Chroniques

par laurent bergnach

Louis Vierne
pièces pour violon et piano

1 CD Hortus (2018)
167
Dominique Hofer (violon) et Frédérique Troivaux (piano) jouent Louis Vierne

Repéré par César Franck quelques années plus tôt, le Pictavien Louis Vierne (1870-1937) entre au conservatoire de Paris à l’âge de vingt ans. Il devient le suppléant de Charles-Marie Widor, tant à sa classe d’orgue – et, de fait, à celle d’Alexandre Guilmant, lorsque ce cofondateur de la Schola Cantorum la reprend – qu’au grand Cavaillé-Coll de Saint-Sulpice. Si les querelles de Widor avec Gabriel Fauré, alors directeur du conservatoire, empêchent le jeune homme d’y enseigner, ce dernier peut s’en consoler avec un poste de titulaire de l’orgue de Notre-Dame de Paris, remporté à la suite d’un concours, en 1900. C’est d’ailleurs à la console abritée par ces murs que Vierne succombe à une embolie cardiaque, à soixante-six ans.

Ces dernières années, on ne cesse de redécouvrir les pièces du Parisien d’adoption [lire nos critiques de Clair obscur, Messe solennelle, et du Quintette pour piano par les Quatuor Ellipse et Quatuor Arthur-Leblanc]. L'exploration se poursuit aujourd’hui à travers trois opus, grâce à Frédérique Troivaux (élève de Bruno Rigutto, Konstantin Bogino, Mūza Rubackytė, etc.) et Dominique Hofer (élève de Dominique Hoppenot, Svetlana Bezrodnaya, Sergueï Diatchenko, etc.). La première joue un Fazzioli 228 quart de queue, le second un violon ayant appartenu à son grand-père, Étienne Delord.

Écrite peu avant le mariage de Vierne avec la fille du baryton Alexandre Taskin, Suite bourguignonne Op.17 (1900) n’annonce en rien les ombres à venir – la séparation d’avec Arlette (1909) et le décès de leurs deux fils (1913 et 1917).
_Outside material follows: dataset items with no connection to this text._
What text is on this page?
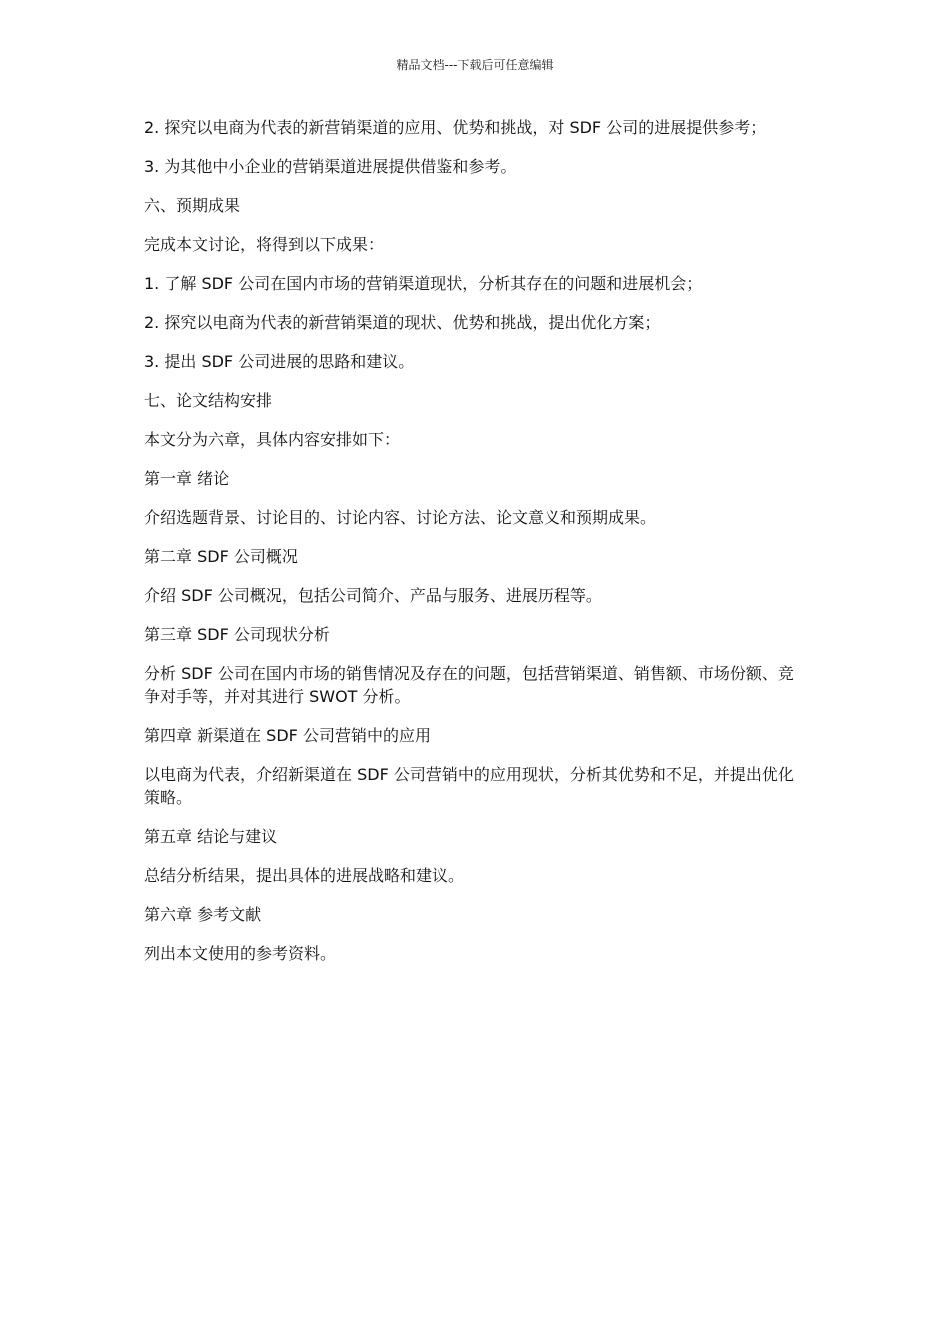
精品文档---下载后可任意编辑

2. 探究以电商为代表的新营销渠道的应用、优势和挑战，对 SDF 公司的进展提供参考；

3. 为其他中小企业的营销渠道进展提供借鉴和参考。

六、预期成果

完成本文讨论，将得到以下成果：

1. 了解 SDF 公司在国内市场的营销渠道现状，分析其存在的问题和进展机会；

2. 探究以电商为代表的新营销渠道的现状、优势和挑战，提出优化方案；

3. 提出 SDF 公司进展的思路和建议。

七、论文结构安排

本文分为六章，具体内容安排如下：

第一章 绪论

介绍选题背景、讨论目的、讨论内容、讨论方法、论文意义和预期成果。

第二章 SDF 公司概况

介绍 SDF 公司概况，包括公司简介、产品与服务、进展历程等。

第三章 SDF 公司现状分析

分析 SDF 公司在国内市场的销售情况及存在的问题，包括营销渠道、销售额、市场份额、竞争对手等，并对其进行 SWOT 分析。

第四章 新渠道在 SDF 公司营销中的应用

以电商为代表，介绍新渠道在 SDF 公司营销中的应用现状，分析其优势和不足，并提出优化策略。

第五章 结论与建议

总结分析结果，提出具体的进展战略和建议。

第六章 参考文献

列出本文使用的参考资料。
Franck Besingrand, auteur de la notice, la qualifie « d’une joie juvénile […] au croisement des influences de Franck, Fauré et Chabrier ». Créé salle Érard par sa dédicataire Juliette Toutain, le cycle remporte un vif succès, si bien que des sept portions originales quatre sont adaptées pour l’orchestre (1910), de même que les cinq extraits ici retenus invitent un duo. Les titres en annoncent le caractère apaisé (Idylle, Clair de lune) ou bondissant (Danse rustique, Aubade).

Moins d’une décennie plus tard, salle Pleyel, résonne la Sonate en sol mineur pour piano et violon Op.23 (1908). Les deux musiciens engagés sont Raoul Pugno et son frère de cœur, Eugène Ysaÿe. Au compositeur, ce dernier confie : « depuis celle de ton maître Franck [1886], je n’ai rien joué qui me fasse un tel effet. Il y a dedans tout ce que j’aime, solidité de forme, originalité des idées, invention réelle dans les développements, charme et force ». Au fil des quatre mouvements, on croise des climats épiques où la phrase de piano s’avère lyrique, des cordes inquiètes ou légères au point de voleter, ou encore un humour caustique propre à son auteur.

Inspiré par Tourgueniev, Ernest Chausson dédie Poème (1896) à Ysaÿe, où l’instrument du virtuose dialogue avec l’orchestre. Très attaché à l’œuvre, le Belge l’impose à plus d’un programmateur, et compte sur Vierne pour l’associer à une autre, tout aussi talentueuse. De ce projet nait Ballade Op.52, conçue en 1926 et dédiée, en définitive, à Jacques Thibaud. Pour la première fois au disque, nous entendons une version où le piano remplace la formation originale.